Telogenesis: Goal Is All U Need
This addresses the problem of autonomous attention allocation in AI agents, offering a novel approach that is incremental in advancing goal-conditioned systems.
The paper tackled the problem of whether attentional priorities can emerge internally from an agent's cognitive state without external goals, proposing a priority function based on epistemic gaps like ignorance, surprise, and staleness, and found that this approach outperforms fixed strategies and recovers latent environmental structure, with advantages growing with dimensionality (d = -0.95 at N=48, p < 10^-6) and detection latency following a power law (exponent 0.55 vs. 0.40).

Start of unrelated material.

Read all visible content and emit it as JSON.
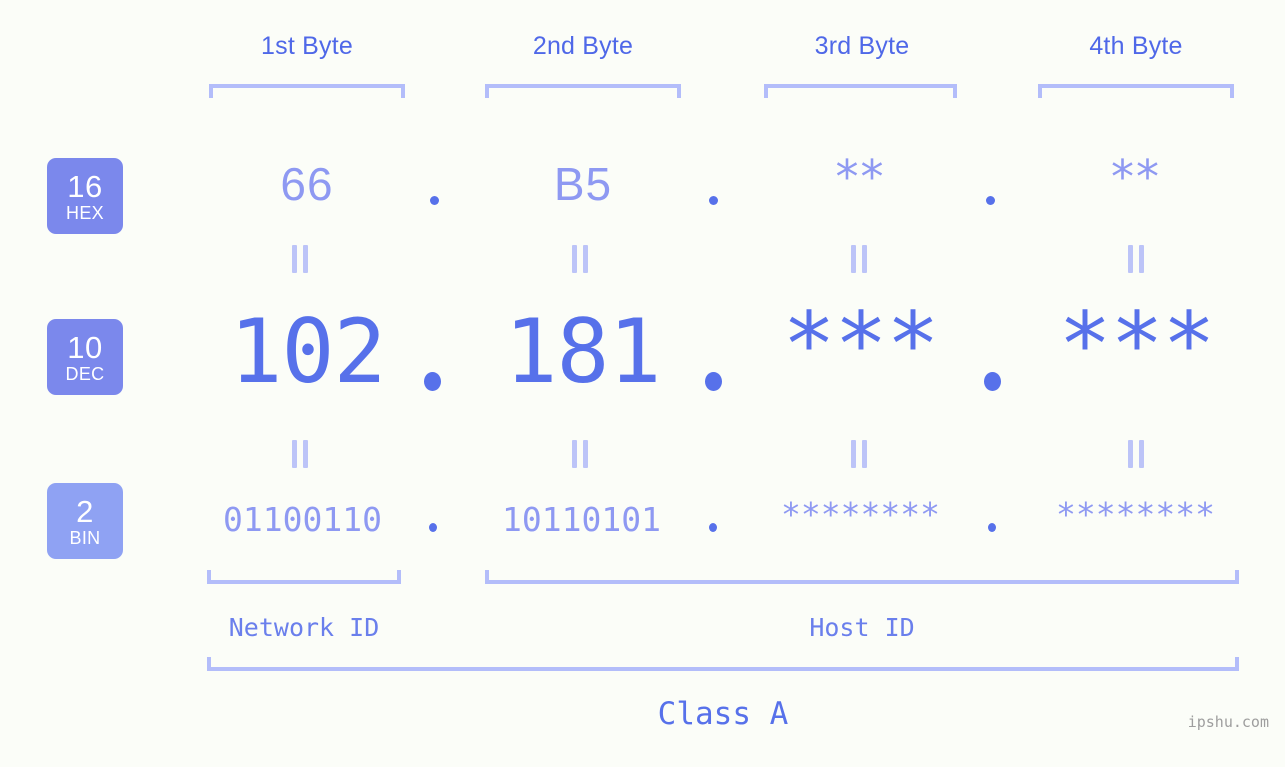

Goal-conditioned systems assume goals are provided externally. We ask whether attentional priorities can emerge endogenously from an agent's internal cognitive state. We propose a priority function that generates observation targets from three epistemic gaps: ignorance (posterior variance), surprise (prediction error), and staleness (temporal decay of confidence in unobserved variables). We validate this in two systems: a minimal attention-allocation environment (2,000 runs) and a modular, partially observable world (500 runs). Ablation shows each component is necessary. A key finding is metric-dependent reversal: under global prediction error, coverage-based rotation wins; under change detection latency, priority-guided allocation wins, with advantage growing monotonically with dimensionality (d = -0.95 at N=48, p < 10^-6). Detection latency follows a power law in attention budget, with a steeper exponent for priority-guided allocation (0.55 vs. 0.40). When the decay rate is made learnable per variable, the system spontaneously recovers environmental volatility structure without supervision (t = 22.5, p < 10^-6). We demonstrate that epistemic gaps alone, without external reward, suffice to generate adaptive priorities that outperform fixed strategies and recover latent environmental structure.